Neutralization of the charge on Asp369 of Na+, K+-ATPase triggers E1 ↔ E2 conformational changes

Abstract

This work investigates the role of charge of the phosphorylated aspartate, Asp369, of Na+,K+-ATPase on E1↔E2 conformational changes. Wild type (porcine α1/His10-β1), D369N/D369A/D369E, and T212A mutants were expressed in Pichia pastoris, labeled with fluorescein 5-pm-isothiocyanate (FITC), and purified. Conformational changes of wild type and mutant proteins were analyzed using fluorescein fluorescence (Karlish, S. J. (1980) J. Bioenerg. Biomembr. 12, 111-136). One central finding is that the D369N/D369A mutants are strongly stabilized in E2 compared with wild type and D369E or T212A mutants. Stabilization of E2(Rb) is detected by a reduced K0.5Rb for the Rb+- induced E1 ↔ E2(2Rb) transition. The mechanism involves a greatly reduced rate of E2(2Rb)→E1Na with no effect on E1 → E2(2Rb). Lowering the pH from 7.5 to 5.5 strongly stabilizes wild type in E2 but affects the D369N mutant only weakly. Thus, this "Bohr" effect of pH on E1 ↔ E2 is due largely to protonation of Asp369. Two novel effects of phosphate and vanadate were observed with the D369N/ D369A mutants as follows. (a) E1 → E2·P is induced by phosphate without Mg2+ ions by contrast with wild type, which requires Mg2+. (b) Both phosphate and vanadate induce rapid E1→E2 transitions compared with slow rates for the wild type.

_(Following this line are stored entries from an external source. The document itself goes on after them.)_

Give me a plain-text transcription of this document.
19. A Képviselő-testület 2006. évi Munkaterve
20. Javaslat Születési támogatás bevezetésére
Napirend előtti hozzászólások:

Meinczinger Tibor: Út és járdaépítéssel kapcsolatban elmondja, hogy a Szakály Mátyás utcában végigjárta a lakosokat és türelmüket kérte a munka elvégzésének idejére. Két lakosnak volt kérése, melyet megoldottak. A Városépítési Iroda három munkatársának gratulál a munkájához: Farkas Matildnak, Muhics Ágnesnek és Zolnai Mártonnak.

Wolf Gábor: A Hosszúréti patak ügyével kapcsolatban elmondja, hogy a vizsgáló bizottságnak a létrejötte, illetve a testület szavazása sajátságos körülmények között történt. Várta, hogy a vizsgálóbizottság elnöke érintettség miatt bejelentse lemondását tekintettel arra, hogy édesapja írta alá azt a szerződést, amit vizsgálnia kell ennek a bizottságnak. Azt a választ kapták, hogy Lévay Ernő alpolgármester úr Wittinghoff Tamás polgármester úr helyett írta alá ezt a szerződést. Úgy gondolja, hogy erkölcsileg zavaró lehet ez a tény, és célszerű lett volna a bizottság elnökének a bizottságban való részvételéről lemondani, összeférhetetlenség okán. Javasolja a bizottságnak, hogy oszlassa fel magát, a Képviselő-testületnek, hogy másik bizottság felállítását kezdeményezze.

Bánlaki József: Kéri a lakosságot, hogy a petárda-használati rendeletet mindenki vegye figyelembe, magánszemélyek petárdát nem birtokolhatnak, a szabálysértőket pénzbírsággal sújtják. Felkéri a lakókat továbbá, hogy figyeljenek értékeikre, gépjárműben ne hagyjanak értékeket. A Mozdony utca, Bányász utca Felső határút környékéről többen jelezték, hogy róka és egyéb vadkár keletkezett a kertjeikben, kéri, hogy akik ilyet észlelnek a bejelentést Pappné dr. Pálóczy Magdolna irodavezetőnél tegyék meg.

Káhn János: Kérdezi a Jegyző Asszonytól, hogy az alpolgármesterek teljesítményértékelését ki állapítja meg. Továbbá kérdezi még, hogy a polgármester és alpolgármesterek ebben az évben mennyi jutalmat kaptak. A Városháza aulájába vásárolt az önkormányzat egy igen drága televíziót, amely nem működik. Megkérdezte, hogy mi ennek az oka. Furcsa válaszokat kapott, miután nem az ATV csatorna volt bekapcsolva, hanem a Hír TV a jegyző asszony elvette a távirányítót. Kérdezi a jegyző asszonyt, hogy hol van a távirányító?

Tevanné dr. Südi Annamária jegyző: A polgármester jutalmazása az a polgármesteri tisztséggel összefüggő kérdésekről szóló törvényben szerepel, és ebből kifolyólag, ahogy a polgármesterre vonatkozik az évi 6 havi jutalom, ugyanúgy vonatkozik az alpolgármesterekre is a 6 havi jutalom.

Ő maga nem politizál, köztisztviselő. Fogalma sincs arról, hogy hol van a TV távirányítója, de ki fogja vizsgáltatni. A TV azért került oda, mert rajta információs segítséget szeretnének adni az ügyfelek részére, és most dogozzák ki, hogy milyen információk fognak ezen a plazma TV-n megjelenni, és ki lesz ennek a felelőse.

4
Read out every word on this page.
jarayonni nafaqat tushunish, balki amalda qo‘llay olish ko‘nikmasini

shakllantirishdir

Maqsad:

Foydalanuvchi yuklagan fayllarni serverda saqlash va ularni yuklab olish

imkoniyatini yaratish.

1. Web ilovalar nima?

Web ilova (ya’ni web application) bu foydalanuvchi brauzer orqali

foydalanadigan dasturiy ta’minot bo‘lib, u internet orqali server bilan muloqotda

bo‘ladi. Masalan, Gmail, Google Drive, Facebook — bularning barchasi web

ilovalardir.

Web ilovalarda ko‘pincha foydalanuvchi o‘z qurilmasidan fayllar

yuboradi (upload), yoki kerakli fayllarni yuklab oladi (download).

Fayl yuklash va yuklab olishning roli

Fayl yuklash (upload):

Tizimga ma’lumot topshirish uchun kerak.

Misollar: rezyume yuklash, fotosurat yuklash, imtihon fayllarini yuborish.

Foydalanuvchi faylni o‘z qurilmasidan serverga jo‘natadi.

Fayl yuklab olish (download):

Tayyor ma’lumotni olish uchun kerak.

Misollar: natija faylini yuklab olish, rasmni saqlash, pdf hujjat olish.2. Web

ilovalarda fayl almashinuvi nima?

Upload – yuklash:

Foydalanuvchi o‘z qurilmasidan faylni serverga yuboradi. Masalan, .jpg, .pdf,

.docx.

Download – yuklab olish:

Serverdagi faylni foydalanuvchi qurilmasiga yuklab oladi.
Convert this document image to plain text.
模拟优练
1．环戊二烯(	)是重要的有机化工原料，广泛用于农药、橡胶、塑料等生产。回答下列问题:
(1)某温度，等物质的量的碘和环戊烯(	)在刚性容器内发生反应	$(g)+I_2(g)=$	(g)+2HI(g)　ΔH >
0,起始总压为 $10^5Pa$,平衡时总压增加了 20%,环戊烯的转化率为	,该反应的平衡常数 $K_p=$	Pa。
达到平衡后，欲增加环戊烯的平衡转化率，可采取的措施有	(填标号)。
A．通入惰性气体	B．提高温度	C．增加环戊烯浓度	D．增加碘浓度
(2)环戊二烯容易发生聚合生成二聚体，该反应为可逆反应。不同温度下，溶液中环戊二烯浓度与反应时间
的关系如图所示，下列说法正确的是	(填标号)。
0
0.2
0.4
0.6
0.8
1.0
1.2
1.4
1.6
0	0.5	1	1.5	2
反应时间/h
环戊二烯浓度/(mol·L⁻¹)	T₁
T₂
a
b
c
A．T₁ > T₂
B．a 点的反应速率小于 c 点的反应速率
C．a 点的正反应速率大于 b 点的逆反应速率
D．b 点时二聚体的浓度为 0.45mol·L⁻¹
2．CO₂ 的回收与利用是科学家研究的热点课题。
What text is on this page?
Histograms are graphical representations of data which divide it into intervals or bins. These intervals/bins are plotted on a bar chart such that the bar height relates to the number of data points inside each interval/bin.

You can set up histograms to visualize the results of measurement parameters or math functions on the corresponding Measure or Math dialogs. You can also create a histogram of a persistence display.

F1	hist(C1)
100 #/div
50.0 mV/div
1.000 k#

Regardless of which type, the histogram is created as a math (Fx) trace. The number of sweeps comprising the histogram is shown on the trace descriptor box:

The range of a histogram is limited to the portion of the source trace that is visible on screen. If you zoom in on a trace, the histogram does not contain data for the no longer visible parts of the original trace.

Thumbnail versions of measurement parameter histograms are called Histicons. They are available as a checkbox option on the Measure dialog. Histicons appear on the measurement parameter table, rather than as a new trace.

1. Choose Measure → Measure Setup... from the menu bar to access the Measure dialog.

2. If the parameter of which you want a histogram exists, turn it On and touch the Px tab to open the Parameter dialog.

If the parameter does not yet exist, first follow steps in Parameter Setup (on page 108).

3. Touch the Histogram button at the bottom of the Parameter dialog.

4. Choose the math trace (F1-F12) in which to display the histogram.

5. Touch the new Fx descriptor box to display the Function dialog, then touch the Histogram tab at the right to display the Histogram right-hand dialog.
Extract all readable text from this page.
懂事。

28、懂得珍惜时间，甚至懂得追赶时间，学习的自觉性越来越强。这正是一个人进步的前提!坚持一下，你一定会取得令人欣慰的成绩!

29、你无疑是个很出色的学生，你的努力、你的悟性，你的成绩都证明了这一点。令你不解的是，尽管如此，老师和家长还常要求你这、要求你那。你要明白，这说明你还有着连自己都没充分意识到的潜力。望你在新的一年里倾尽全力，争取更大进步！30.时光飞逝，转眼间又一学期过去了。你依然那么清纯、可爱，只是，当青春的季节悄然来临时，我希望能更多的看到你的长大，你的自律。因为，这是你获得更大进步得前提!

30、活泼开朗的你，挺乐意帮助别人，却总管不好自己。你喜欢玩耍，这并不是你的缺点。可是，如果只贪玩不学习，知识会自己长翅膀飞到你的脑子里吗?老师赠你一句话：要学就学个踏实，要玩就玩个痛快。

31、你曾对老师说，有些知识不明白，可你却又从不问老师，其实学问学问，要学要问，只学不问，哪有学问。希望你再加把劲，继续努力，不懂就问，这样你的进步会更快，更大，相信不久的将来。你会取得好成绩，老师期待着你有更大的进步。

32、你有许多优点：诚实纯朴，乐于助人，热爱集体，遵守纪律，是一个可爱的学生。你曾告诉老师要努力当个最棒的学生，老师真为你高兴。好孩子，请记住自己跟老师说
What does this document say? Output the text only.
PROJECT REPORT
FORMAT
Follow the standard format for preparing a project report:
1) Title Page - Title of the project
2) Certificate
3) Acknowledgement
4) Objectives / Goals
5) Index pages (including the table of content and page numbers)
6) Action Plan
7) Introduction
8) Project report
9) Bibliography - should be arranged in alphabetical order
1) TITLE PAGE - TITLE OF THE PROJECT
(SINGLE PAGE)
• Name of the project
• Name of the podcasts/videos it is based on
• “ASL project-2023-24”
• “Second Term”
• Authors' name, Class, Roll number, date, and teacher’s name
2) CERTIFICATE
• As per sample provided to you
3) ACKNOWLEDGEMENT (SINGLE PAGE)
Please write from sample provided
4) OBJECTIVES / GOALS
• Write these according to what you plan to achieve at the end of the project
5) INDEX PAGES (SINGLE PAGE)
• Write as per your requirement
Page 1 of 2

With reference to crystal structures of Ca2+-ATPase and Na+,K+-ATPase, negatively charged Asp369 favors disengagement of the A domain from N and P domains (E1), whereas the neutral D369N/D369A mutants favor association of the A domain (TGES sequence) with P and N domains (E2). Changes in charge interactions of Asp369 may play an important role in triggering E1P(3Na) ↔ E2P and E2(2K) → E1Na transitions in native Na+,K+-ATPase. © 2009 by The American Society for Biochemistry and Molecular Biology, Inc.